Recommendation: Either expand the software development team (this may require adding another team) or push back on the product owner and the stakeholders encouraging them to focus on what really matters in the software.
Competitive debt – Your company’s competition gets new products and services to market faster than you and grows its market share.
Recommendation: Your team is too slow. You need to crank it up. Consider adding more (and better) people. Avoid seeking perfection in the product or service. Make sure the software is “good enough” and move on.
Defect debt – The bug count keeps increasing despite the team’s best efforts to fix bugs.
Recommendation: Your team is sloppy. Make good engineering practices a priority. Focus on preventing defects using pair programming, code reviews, test-driven development and related techniques.
Learning debt – New technologies and tools are appearing yet the team continues to use what it knows and lacks the skills it needs to adopt new ones.
Recommendation: Allocate time for training, learning and experimenting. Just do it. Identify technologies and tools that will benefit the company. Make a strong argument for acquiring the skills and push for them.

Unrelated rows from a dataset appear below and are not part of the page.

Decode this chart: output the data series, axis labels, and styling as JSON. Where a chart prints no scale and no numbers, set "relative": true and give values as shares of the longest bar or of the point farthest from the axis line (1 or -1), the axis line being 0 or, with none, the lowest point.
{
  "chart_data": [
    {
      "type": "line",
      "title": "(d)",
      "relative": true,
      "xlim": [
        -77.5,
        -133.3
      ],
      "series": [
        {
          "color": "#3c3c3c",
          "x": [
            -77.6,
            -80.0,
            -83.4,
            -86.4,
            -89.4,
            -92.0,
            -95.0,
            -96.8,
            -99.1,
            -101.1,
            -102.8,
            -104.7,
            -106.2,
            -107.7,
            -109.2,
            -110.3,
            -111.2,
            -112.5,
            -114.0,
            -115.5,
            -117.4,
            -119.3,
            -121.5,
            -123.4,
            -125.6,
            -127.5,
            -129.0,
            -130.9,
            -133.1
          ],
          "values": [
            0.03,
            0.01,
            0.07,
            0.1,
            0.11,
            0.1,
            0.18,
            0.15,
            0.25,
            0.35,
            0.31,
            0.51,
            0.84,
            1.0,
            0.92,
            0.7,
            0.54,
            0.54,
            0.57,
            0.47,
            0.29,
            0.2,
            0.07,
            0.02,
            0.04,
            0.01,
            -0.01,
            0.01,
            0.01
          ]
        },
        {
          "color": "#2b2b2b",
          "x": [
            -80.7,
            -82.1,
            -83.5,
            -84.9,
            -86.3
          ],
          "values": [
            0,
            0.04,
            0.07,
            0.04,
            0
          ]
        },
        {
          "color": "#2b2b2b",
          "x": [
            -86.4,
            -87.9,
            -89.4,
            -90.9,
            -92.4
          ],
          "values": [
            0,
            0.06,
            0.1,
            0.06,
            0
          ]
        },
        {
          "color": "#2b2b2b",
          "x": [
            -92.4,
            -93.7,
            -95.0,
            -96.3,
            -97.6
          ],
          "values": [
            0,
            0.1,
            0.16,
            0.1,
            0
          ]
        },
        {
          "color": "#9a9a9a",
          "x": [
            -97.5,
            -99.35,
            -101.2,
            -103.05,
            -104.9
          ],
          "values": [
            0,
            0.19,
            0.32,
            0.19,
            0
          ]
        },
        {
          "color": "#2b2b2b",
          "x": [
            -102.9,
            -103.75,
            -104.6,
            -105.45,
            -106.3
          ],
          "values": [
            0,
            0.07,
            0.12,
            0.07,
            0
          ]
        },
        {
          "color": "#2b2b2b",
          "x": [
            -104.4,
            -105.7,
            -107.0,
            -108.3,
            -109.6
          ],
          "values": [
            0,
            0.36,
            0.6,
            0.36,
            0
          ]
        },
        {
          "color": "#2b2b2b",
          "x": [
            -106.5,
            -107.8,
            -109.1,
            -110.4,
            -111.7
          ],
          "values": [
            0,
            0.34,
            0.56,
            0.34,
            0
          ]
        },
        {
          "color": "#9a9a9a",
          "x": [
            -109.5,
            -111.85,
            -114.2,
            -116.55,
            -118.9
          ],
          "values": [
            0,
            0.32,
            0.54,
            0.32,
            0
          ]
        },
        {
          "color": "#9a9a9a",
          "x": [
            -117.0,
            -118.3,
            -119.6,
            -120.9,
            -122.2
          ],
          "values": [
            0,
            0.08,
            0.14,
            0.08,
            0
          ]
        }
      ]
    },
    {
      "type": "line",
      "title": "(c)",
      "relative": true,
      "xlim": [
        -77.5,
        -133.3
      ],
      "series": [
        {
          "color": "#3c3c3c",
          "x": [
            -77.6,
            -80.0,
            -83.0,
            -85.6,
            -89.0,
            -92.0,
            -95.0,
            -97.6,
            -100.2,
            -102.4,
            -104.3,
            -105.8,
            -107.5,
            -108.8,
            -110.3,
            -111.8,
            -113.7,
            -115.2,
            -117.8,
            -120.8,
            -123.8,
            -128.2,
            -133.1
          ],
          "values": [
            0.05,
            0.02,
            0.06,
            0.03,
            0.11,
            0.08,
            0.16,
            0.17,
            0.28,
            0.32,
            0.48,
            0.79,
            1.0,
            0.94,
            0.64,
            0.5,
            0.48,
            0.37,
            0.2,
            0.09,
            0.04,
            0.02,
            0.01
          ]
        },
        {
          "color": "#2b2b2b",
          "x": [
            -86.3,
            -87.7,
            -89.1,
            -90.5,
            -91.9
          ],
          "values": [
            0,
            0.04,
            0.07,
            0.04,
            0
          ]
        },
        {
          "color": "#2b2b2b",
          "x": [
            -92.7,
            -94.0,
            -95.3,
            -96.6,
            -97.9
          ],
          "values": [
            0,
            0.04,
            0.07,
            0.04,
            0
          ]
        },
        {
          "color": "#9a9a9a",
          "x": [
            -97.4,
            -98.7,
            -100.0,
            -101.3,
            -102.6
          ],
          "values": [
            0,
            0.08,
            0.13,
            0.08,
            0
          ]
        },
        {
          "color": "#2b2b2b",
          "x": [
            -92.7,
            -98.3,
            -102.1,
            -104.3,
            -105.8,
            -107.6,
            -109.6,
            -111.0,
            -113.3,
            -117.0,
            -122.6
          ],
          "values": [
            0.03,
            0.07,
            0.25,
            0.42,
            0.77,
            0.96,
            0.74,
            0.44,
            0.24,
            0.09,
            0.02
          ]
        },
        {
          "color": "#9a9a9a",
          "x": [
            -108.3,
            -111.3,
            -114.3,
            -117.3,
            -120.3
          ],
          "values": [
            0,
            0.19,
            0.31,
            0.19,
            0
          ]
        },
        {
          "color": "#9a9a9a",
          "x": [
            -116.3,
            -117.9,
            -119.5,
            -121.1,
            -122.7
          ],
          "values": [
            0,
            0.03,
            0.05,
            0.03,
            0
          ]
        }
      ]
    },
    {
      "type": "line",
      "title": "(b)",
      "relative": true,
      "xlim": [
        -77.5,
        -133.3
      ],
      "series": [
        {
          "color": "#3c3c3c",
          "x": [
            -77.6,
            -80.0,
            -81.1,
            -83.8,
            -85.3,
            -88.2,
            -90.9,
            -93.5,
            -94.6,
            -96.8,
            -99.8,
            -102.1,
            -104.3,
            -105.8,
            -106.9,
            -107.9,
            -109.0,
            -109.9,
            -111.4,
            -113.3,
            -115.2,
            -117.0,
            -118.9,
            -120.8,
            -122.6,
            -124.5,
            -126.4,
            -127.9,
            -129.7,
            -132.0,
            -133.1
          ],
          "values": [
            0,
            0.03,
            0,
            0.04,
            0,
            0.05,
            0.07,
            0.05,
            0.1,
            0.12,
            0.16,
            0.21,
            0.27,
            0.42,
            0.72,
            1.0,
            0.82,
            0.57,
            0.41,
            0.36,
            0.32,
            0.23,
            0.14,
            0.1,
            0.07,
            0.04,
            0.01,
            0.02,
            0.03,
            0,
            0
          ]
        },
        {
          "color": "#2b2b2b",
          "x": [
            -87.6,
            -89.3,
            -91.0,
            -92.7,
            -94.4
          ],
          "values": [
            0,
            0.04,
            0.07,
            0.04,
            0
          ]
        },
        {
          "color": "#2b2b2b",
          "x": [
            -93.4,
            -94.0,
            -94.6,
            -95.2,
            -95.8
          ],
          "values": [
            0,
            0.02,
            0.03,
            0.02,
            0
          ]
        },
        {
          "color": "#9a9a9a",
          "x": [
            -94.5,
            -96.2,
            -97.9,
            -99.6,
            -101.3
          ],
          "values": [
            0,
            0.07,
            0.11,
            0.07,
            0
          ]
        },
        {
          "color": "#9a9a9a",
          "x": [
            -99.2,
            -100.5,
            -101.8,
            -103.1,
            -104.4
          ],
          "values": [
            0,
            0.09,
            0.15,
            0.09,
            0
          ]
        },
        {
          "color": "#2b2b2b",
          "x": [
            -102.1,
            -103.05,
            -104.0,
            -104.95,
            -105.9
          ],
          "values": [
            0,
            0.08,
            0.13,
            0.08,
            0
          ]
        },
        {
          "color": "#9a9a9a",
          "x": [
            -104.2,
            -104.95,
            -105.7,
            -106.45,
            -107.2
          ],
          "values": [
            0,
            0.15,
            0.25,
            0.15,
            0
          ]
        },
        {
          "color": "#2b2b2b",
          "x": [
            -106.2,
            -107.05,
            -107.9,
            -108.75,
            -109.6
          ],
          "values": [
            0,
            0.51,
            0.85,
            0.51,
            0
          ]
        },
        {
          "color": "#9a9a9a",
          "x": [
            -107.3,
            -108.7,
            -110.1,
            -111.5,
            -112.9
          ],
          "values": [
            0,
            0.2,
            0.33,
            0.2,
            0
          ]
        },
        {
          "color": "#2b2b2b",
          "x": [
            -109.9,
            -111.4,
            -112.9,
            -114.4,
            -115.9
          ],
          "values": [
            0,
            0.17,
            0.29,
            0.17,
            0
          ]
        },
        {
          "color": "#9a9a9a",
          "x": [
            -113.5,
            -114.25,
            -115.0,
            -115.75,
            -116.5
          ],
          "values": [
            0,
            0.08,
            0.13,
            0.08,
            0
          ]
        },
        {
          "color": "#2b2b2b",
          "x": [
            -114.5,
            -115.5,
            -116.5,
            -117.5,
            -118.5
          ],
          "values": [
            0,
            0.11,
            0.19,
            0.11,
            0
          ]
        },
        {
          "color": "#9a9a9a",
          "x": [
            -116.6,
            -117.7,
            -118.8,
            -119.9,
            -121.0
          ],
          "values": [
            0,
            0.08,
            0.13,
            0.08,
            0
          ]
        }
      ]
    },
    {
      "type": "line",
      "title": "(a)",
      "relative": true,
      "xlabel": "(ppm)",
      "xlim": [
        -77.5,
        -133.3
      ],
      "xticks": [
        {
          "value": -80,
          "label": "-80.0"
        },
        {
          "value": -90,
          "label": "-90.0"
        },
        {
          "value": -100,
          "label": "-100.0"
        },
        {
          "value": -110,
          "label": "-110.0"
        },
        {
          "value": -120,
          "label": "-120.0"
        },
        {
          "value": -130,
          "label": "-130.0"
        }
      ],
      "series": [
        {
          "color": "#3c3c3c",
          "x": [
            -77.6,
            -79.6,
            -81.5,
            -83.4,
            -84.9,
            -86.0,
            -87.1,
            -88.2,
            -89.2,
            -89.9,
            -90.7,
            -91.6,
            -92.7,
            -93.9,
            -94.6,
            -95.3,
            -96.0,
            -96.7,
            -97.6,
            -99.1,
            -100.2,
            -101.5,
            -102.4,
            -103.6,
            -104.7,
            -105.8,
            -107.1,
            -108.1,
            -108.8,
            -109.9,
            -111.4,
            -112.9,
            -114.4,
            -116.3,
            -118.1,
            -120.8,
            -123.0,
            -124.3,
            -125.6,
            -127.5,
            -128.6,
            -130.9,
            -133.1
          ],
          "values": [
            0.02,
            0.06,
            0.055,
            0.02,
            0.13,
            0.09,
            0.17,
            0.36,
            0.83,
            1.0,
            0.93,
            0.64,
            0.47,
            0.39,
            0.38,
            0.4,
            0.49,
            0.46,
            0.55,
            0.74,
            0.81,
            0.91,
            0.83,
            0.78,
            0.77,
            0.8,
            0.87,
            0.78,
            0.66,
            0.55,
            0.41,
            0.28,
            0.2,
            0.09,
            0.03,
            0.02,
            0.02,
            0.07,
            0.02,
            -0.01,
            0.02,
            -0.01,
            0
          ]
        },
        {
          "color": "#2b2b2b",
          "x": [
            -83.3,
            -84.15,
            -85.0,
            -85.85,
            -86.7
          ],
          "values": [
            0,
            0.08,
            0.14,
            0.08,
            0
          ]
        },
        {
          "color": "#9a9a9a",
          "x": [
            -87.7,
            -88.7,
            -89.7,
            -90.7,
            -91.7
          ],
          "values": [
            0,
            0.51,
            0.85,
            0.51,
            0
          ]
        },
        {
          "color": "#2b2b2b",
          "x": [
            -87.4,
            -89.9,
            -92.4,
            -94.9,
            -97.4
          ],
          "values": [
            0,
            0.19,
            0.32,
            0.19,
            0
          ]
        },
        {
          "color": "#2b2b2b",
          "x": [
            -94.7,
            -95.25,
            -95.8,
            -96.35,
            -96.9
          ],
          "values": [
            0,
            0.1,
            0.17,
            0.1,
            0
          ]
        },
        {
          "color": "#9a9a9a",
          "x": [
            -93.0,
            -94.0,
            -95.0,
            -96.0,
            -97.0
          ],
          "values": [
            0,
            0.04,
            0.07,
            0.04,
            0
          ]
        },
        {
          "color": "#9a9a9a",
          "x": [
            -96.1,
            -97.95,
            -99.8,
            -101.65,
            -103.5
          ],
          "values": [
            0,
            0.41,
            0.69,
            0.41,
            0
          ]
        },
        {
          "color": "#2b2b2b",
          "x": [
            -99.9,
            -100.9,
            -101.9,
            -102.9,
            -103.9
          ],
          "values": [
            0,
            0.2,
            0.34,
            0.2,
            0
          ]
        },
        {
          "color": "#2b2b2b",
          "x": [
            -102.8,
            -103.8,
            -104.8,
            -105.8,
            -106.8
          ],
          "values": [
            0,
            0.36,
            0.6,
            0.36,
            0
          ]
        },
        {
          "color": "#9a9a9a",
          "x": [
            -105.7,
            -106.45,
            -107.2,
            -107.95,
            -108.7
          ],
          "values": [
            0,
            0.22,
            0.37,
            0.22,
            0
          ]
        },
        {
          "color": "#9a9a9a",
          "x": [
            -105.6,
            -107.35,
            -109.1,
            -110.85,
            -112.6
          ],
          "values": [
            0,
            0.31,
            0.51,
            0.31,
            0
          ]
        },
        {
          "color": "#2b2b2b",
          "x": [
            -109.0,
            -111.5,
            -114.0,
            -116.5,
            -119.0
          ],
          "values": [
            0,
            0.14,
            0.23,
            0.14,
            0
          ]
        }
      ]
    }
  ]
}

Performance debt – The software system’s response time keeps increasing. It takes longer and longer to perform routine tasks.
Recommendation: This is similar to defect debt in that good engineering practices will help. Set performance goals, include them in acceptance criteria, and incorporate performance testing into the development process.
Size debt – Memory usage keeps increasing. The software’s footprint keeps growing and as it does, load times get longer.
Recommendation: Memory handling problems can be vexing. They creep up on you and get out of control. Be vigilant. Monitor memory usage during test runs. Identify memory hogging areas of the code and improve them.
Testing debt – The percentage of the system not regression tested keeps increasing. QA has their hands full keeping up with new features.
Recommendation: It’s only natural to focus on testing new features and functions. However, regression testing is almost as important. Hire good testing talent and invest in automated testing tools.
Usability debt – The software becomes more complex and difficult to use. Feature creep produces so many options that many users are overwhelmed.
Recommendation: Usability is often driven by the software developers. Yet, what makes perfect sense to them may be unintelligible to the average consumer or business person. At a minimum, conduct periodic usability reviews and make implementing the feedback a priority.